The Spanish construction firm FCC is in trouble. Company President Esther Alcocer, her mother and FCC primary shareholder Esther Koplowitz and CEO Juan Béjar. Since he took office last January, Béjar has run the company in a way that the family does not agree with.

There is a fundamental problem: Béjar was appointed by creditor banks even though criteria outlined by the Koplowitz family, which owns 53.9% of FCC. Renegotiating 5 billion of FCC's 6.5 billion euro debt load was the top priority and pushed aside other considerations.

The creditors chose Béjar because they thought he had the aptitude for the job. He was respected as an excellent manager and was supposed to help FCC make necessary cuts. Since January, Béjar has fired more than 2,800 employees.

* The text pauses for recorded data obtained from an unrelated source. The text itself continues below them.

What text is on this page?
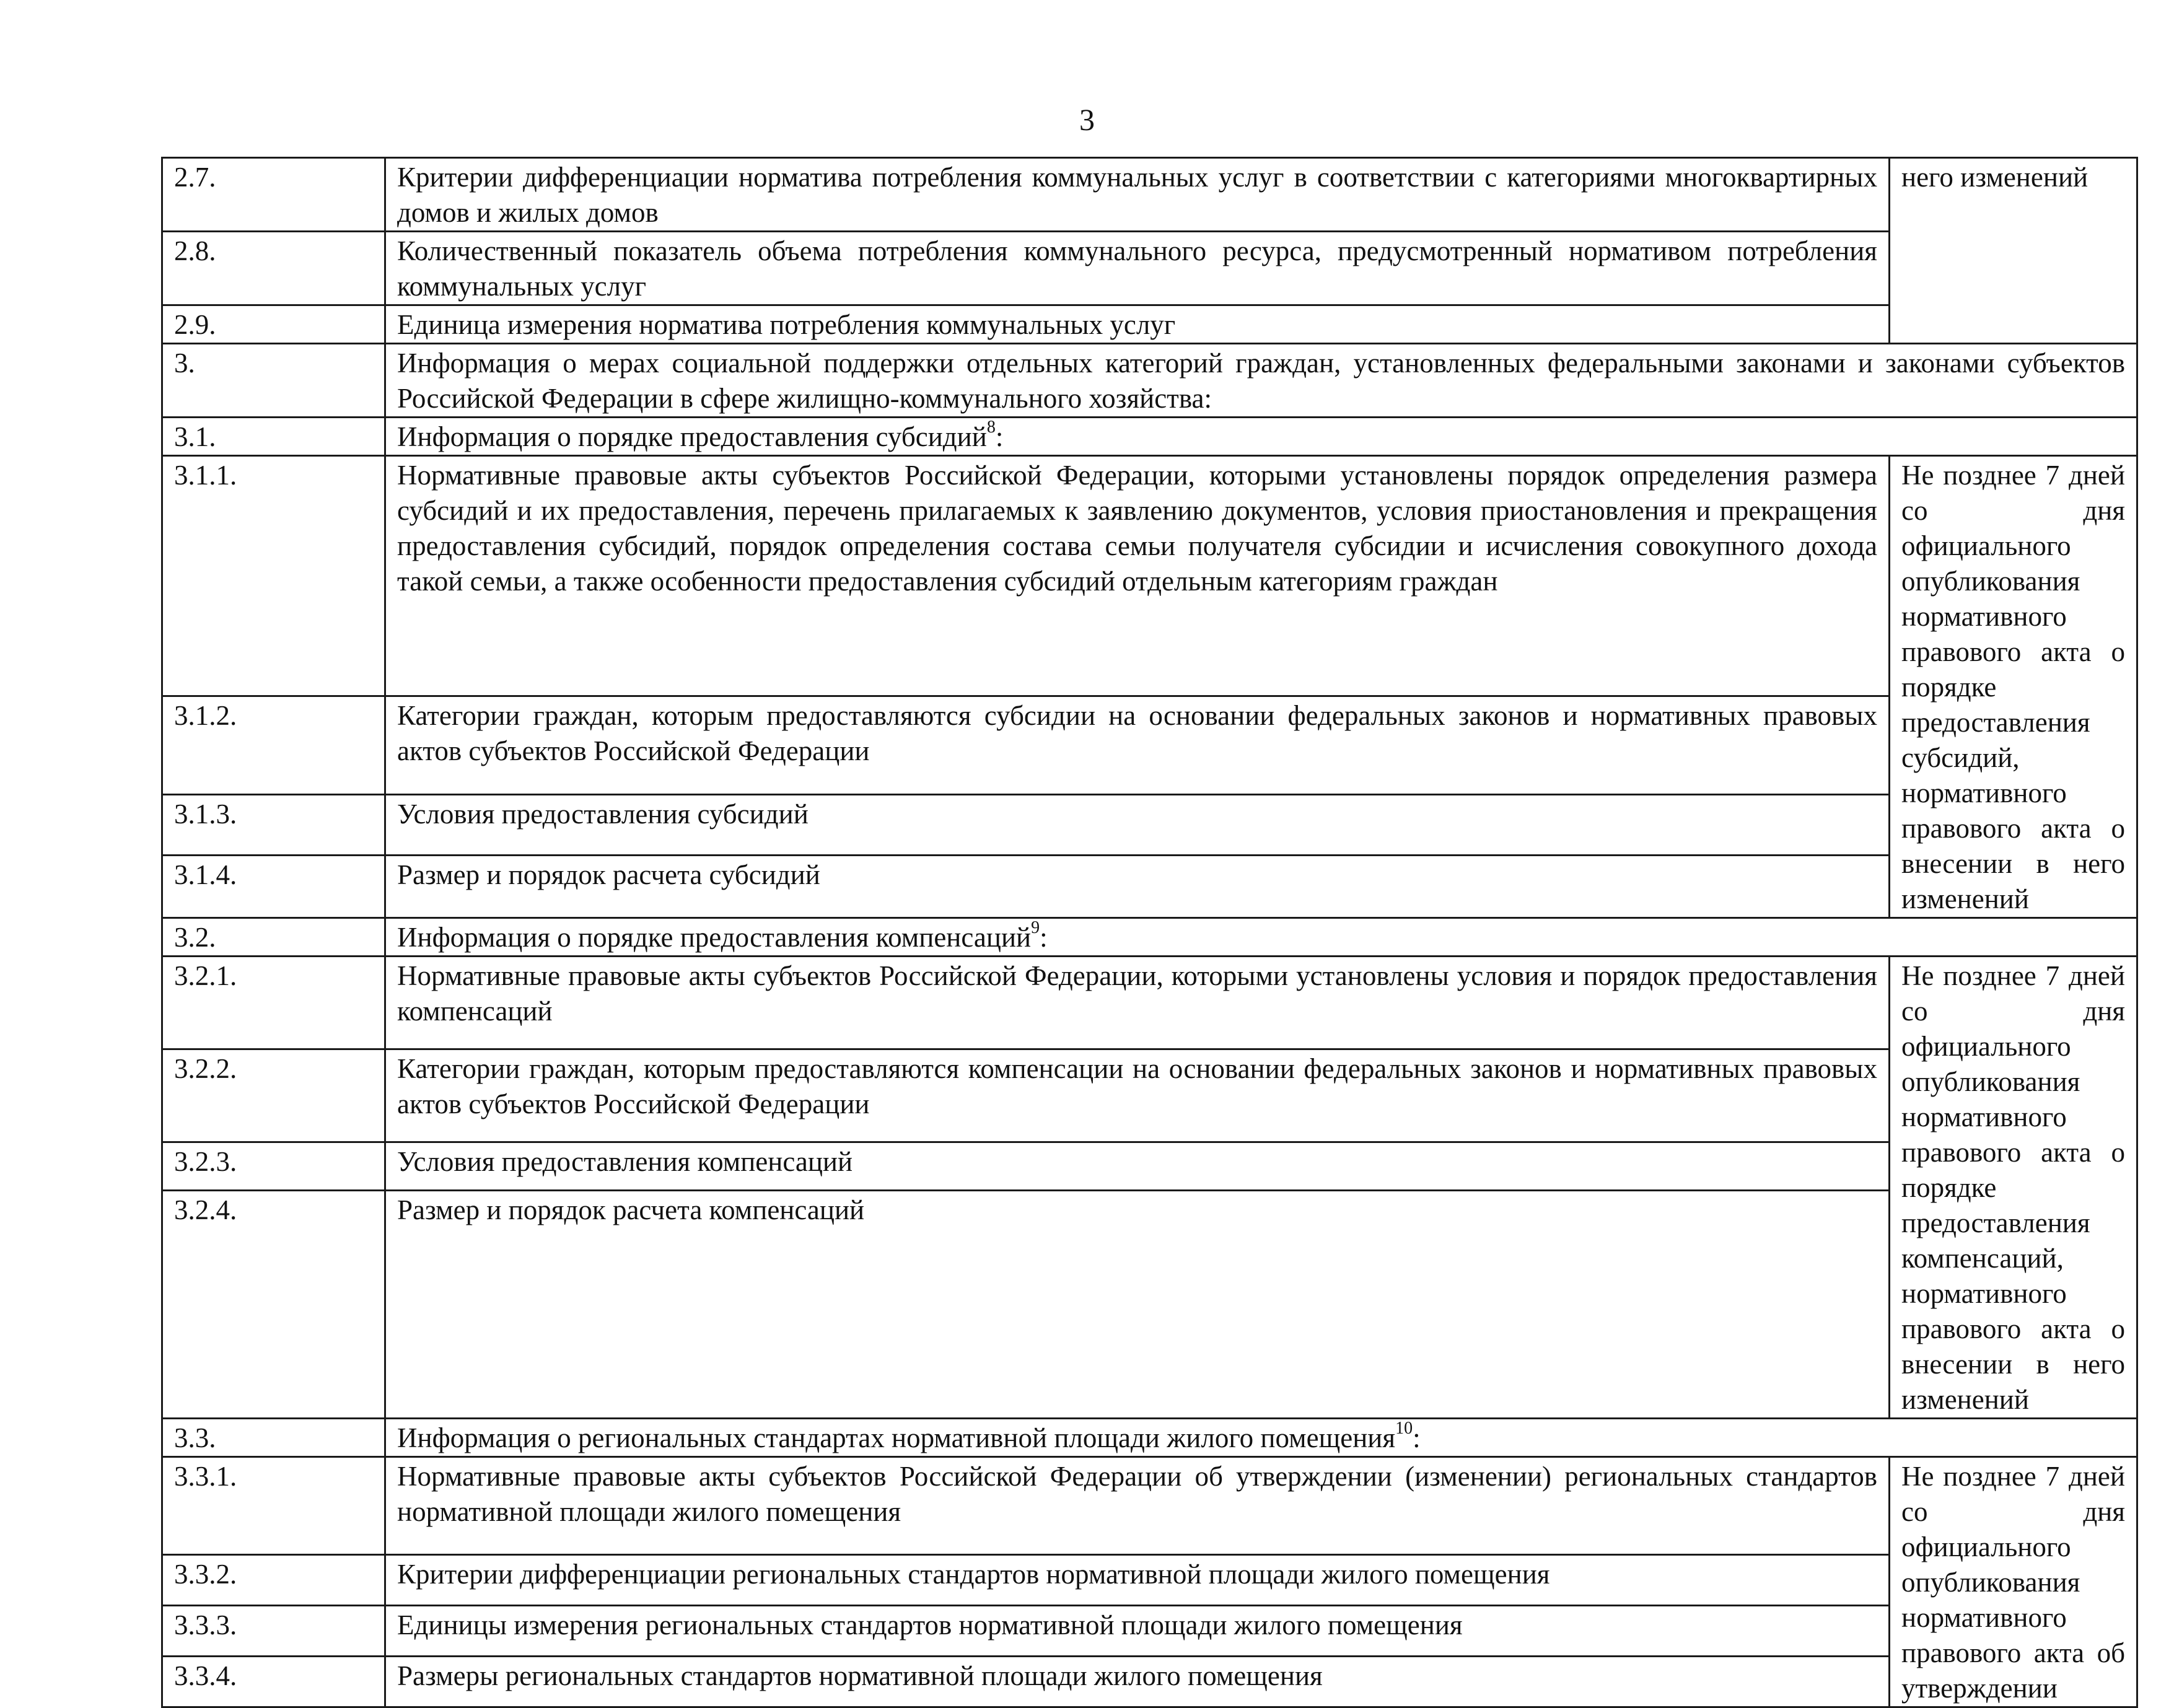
3
2.7.	Критерии дифференциации норматива потребления коммунальных услуг в соответствии с категориями многоквартирных домов и жилых домов	него изменений
2.8.	Количественный показатель объема потребления коммунального ресурса, предусмотренный нормативом потребления коммунальных услуг	
2.9.	Единица измерения норматива потребления коммунальных услуг	
3.	Информация о мерах социальной поддержки отдельных категорий граждан, установленных федеральными законами и законами субъектов Российской Федерации в сфере жилищно-коммунального хозяйства:	
3.1.	Информация о порядке предоставления субсидий$^8$:	
3.1.1.	Нормативные правовые акты субъектов Российской Федерации, которыми установлены порядок определения размера субсидий и их предоставления, перечень прилагаемых к заявлению документов, условия приостановления и прекращения предоставления субсидий, порядок определения состава семьи получателя субсидии и исчисления совокупного дохода такой семьи, а также особенности предоставления субсидий отдельным категориям граждан	Не позднее 7 дней со дня официального опубликования нормативного правового акта о порядке предоставления субсидий, нормативного правового акта о внесении в него изменений
3.1.2.	Категории граждан, которым предоставляются субсидии на основании федеральных законов и нормативных правовых актов субъектов Российской Федерации	
3.1.3.	Условия предоставления субсидий	
3.1.4.	Размер и порядок расчета субсидий	
3.2.	Информация о порядке предоставления компенсаций$^9$:	
3.2.1.	Нормативные правовые акты субъектов Российской Федерации, которыми установлены условия и порядок предоставления компенсаций	Не позднее 7 дней со дня официального опубликования нормативного правового акта о порядке предоставления компенсаций, нормативного правового акта о внесении в него изменений
3.2.2.	Категории граждан, которым предоставляются компенсации на основании федеральных законов и нормативных правовых актов субъектов Российской Федерации	
3.2.3.	Условия предоставления компенсаций	
3.2.4.	Размер и порядок расчета компенсаций	
3.3.	Информация о региональных стандартах нормативной площади жилого помещения$^{10}$:	
3.3.1.	Нормативные правовые акты субъектов Российской Федерации об утверждении (изменении) региональных стандартов нормативной площади жилого помещения	Не позднее 7 дней со дня официального опубликования нормативного правового акта об утверждении
3.3.2.	Критерии дифференциации региональных стандартов нормативной площади жилого помещения	
3.3.3.	Единицы измерения региональных стандартов нормативной площади жилого помещения	
3.3.4.	Размеры региональных стандартов нормативной площади жилого помещения	
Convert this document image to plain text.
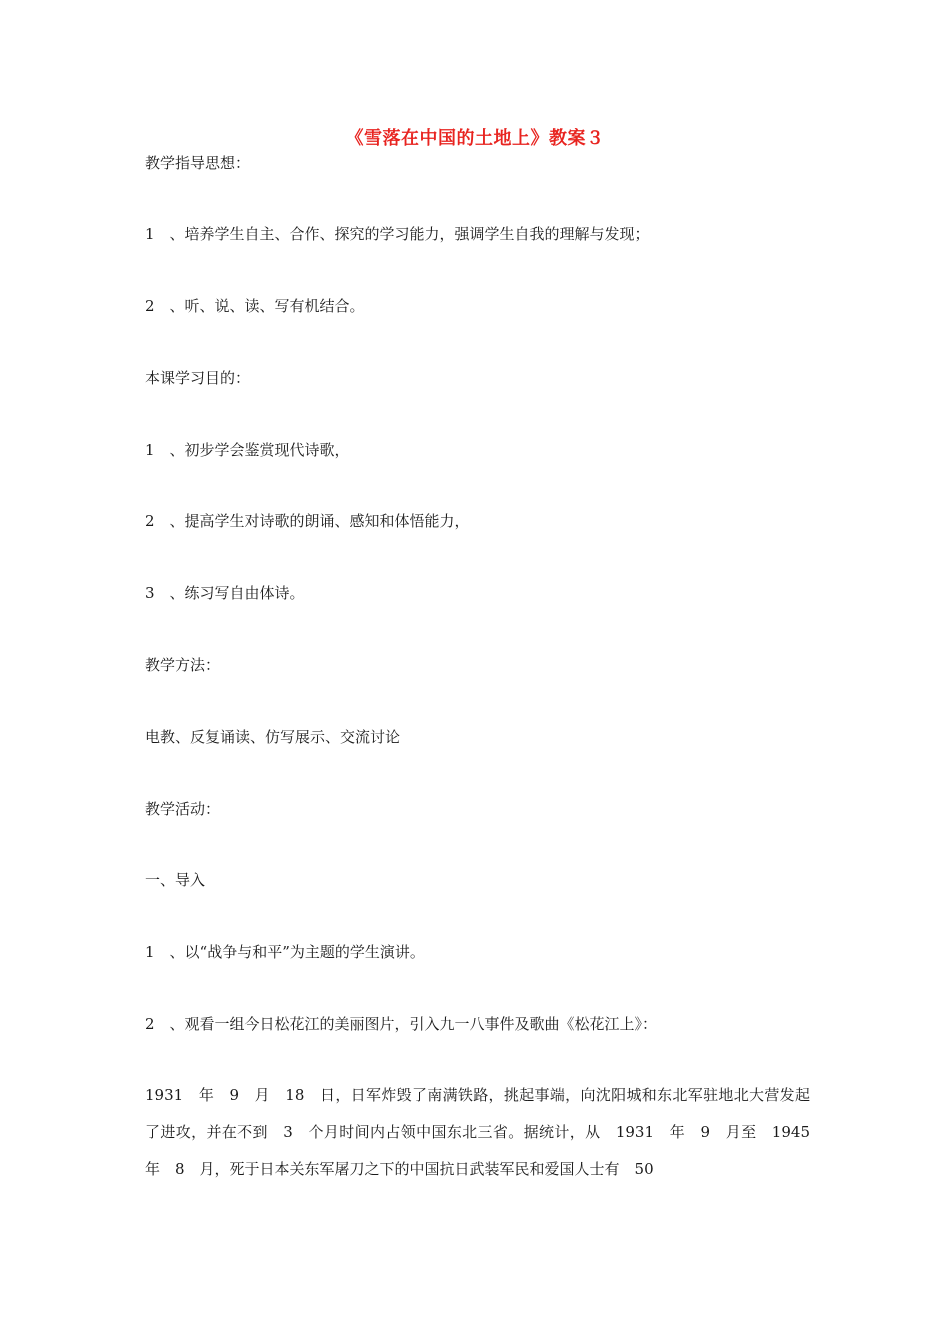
《雪落在中国的土地上》教案３
教学指导思想：
1　、培养学生自主、合作、探究的学习能力，强调学生自我的理解与发现；
2　、听、说、读、写有机结合。
本课学习目的：
1　、初步学会鉴赏现代诗歌，
2　、提高学生对诗歌的朗诵、感知和体悟能力，
3　、练习写自由体诗。
教学方法：
电教、反复诵读、仿写展示、交流讨论
教学活动：
一、导入
1　、以“战争与和平”为主题的学生演讲。
2　、观看一组今日松花江的美丽图片，引入九一八事件及歌曲《松花江上》：
1931　年　9　月　18　日，日军炸毁了南满铁路，挑起事端，向沈阳城和东北军驻地北大营发起了进攻，并在不到　3　个月时间内占领中国东北三省。据统计，从　1931　年　9　月至　1945　年　8　月，死于日本关东军屠刀之下的中国抗日武装军民和爱国人士有　50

This aggressive strategy does not align with the philanthropic bent of the Koplowitz family or Bill Gates, who are both important stakeholders in the company.

They did not understand that FCC had no room for negotiation when making various ERE payments and that Béjar's plans to make key divestments as part of the company restructuring process did not work out.

Of the 2.2 billion that the company was going to get for selling Cemusa, renewable energies and Logística, among other assets, it has only raised 300 million. Béjar has managed his relationship with Alocer clumsily, and it is alarming that his road shows to sell the successfull restructuring of the company are not finished.